Democracy as electoral politics: this is a component of the contemporary hegemony of democracy, the component assumed by the US government (and most any parliamentary democracy). The idea is that democracy needs institutions for channeling power and that elections and representative government are the best institutions.
Democracy as discussion (deliberate democracy) and radical democracy (generally participatory and contestatory; tends to be assumed to be more democratic as resistance than as governance). These two versions of democracy--not the only conceptions of democracy in political science but generally held in the political circles I travel in--supplement and criticize conventional electoral democracy. That is, they bridge the space between electoral politics and its democratic milieu. Communicative capitalism accomodates both or, differently put, both are affirm themselves with reference to participatory media.
So far, all these ways of thinking about democracy support capitalism.
What about "democracy in the movement"? This is difficult since it is very difficult to point to "the" movement.

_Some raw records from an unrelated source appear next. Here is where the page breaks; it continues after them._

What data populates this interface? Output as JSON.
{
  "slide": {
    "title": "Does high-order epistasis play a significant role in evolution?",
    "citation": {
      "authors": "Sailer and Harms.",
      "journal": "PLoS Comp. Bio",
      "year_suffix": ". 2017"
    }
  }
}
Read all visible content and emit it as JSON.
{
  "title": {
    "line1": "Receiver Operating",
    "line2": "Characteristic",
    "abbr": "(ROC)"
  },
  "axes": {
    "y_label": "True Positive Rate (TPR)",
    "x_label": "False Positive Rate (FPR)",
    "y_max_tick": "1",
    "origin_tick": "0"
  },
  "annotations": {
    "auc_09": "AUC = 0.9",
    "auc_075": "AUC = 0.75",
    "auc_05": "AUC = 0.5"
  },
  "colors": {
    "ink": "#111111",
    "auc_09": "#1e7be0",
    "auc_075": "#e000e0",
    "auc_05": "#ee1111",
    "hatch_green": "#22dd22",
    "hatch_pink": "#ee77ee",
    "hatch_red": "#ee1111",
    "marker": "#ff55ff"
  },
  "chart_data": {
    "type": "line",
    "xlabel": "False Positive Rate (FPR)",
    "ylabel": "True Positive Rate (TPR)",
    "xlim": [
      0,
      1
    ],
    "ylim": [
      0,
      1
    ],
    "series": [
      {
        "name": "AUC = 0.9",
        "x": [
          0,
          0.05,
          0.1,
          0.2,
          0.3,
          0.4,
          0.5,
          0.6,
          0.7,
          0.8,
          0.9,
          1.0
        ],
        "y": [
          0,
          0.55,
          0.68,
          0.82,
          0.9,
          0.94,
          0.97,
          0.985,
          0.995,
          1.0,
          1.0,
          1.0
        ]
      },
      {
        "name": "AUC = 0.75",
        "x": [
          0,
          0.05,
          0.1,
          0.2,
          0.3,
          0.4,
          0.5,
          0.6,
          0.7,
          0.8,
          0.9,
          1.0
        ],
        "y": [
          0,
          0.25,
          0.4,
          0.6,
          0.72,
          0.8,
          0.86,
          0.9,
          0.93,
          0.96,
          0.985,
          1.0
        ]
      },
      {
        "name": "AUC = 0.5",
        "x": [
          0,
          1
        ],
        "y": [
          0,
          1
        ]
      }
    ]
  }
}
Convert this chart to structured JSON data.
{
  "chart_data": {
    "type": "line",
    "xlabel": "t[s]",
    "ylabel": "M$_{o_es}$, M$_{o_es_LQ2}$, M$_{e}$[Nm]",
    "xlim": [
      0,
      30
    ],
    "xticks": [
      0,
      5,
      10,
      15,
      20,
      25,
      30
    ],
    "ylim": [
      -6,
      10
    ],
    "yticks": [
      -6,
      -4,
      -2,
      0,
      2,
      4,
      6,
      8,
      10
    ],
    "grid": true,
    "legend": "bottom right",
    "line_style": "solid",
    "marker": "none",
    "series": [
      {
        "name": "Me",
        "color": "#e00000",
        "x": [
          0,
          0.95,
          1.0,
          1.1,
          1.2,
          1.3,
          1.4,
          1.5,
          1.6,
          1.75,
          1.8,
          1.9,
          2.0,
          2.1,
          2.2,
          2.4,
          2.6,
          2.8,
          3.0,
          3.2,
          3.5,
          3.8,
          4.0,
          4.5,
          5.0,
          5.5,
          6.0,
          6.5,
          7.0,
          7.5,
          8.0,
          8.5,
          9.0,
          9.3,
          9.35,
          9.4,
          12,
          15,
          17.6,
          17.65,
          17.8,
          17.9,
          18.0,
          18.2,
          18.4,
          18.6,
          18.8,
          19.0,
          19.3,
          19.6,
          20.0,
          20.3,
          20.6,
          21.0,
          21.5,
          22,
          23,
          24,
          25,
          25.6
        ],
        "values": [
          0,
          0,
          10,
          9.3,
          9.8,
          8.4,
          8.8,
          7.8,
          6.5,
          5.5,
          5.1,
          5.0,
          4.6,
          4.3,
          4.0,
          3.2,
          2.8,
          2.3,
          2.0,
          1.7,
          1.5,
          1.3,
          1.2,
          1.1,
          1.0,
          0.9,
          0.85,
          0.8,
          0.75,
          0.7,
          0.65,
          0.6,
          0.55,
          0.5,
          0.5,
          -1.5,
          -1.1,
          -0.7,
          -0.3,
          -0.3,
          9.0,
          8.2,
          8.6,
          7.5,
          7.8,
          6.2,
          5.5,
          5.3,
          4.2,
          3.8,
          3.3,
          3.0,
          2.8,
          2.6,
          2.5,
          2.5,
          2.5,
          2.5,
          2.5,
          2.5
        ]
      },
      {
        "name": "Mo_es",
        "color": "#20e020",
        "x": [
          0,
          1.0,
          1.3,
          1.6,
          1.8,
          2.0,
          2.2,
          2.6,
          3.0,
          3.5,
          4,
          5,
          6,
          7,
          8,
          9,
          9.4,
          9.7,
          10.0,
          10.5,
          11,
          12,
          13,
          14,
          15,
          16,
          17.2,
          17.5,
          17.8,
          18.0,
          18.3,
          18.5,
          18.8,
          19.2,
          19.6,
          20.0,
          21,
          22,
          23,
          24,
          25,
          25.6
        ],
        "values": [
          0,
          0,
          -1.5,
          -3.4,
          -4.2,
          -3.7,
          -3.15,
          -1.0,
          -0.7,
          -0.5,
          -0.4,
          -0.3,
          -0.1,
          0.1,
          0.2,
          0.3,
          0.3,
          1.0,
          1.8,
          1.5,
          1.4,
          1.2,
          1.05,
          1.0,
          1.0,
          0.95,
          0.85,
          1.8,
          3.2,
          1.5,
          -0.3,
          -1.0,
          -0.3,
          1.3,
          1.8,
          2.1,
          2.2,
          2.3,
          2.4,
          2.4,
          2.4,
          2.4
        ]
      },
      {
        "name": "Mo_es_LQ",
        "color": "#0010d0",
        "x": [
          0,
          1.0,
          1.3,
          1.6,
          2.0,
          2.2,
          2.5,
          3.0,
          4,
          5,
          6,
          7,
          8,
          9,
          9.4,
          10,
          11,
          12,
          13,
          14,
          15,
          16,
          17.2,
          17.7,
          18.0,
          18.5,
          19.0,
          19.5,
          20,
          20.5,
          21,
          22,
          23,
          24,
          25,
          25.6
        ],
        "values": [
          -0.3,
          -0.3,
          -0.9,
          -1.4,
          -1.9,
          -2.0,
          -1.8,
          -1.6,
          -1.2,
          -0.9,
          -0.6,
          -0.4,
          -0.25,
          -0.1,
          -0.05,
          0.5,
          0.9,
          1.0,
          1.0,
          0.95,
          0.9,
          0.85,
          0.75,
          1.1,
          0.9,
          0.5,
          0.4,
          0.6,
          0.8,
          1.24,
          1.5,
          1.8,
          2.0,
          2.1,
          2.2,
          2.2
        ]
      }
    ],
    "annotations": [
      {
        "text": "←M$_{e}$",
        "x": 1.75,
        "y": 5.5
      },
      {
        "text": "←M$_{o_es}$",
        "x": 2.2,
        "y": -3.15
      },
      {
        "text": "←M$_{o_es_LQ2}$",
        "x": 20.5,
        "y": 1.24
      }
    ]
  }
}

There are different issues, organizations, struggles, as well as alliances and convergences. The persistence of these differences can be understood descriptively (as well as normatively, for those who think this is good, or critically, for those who think it is not so good) as democratic in the senses of ambient milieu, deliberate, and radical democracy. Some folks who think that any talk of a party is outmoded or dangerous see it as a threat to democracy because it urges unity and organization over this democracy of issues and subgroups.
They also think that a party here is anti-democratic because it excludes. On the one hand, this is true--that's the difference between being in or not in a party. On the other, the accusation of exclusion seems to presuppose that this exclusion is threatening rather than useful. If the project is organizing a more cohesive force, then the party is a vehicle for unifying and cohereing--and, it will need members. The initial problem, then, isn't exclusion.
Democracy in the party: this is now ideal in the sense of not being descriptive of an existing party but part of imagining a Party now. Some seem to fear that party means hierarchy and that hierarchy is anti-democratic. Hierarchy is a way to structure an organization. Sometimes it's a good idea and sometimes it's a bad idea. An organization that requires that every member participate in every decision isn't going to work very well. Delegation and authorization, then, are compatible with democracy in a party. So is discussion and disagreement. What makes a party strong is the capacity to hold a line after and through these disagreements.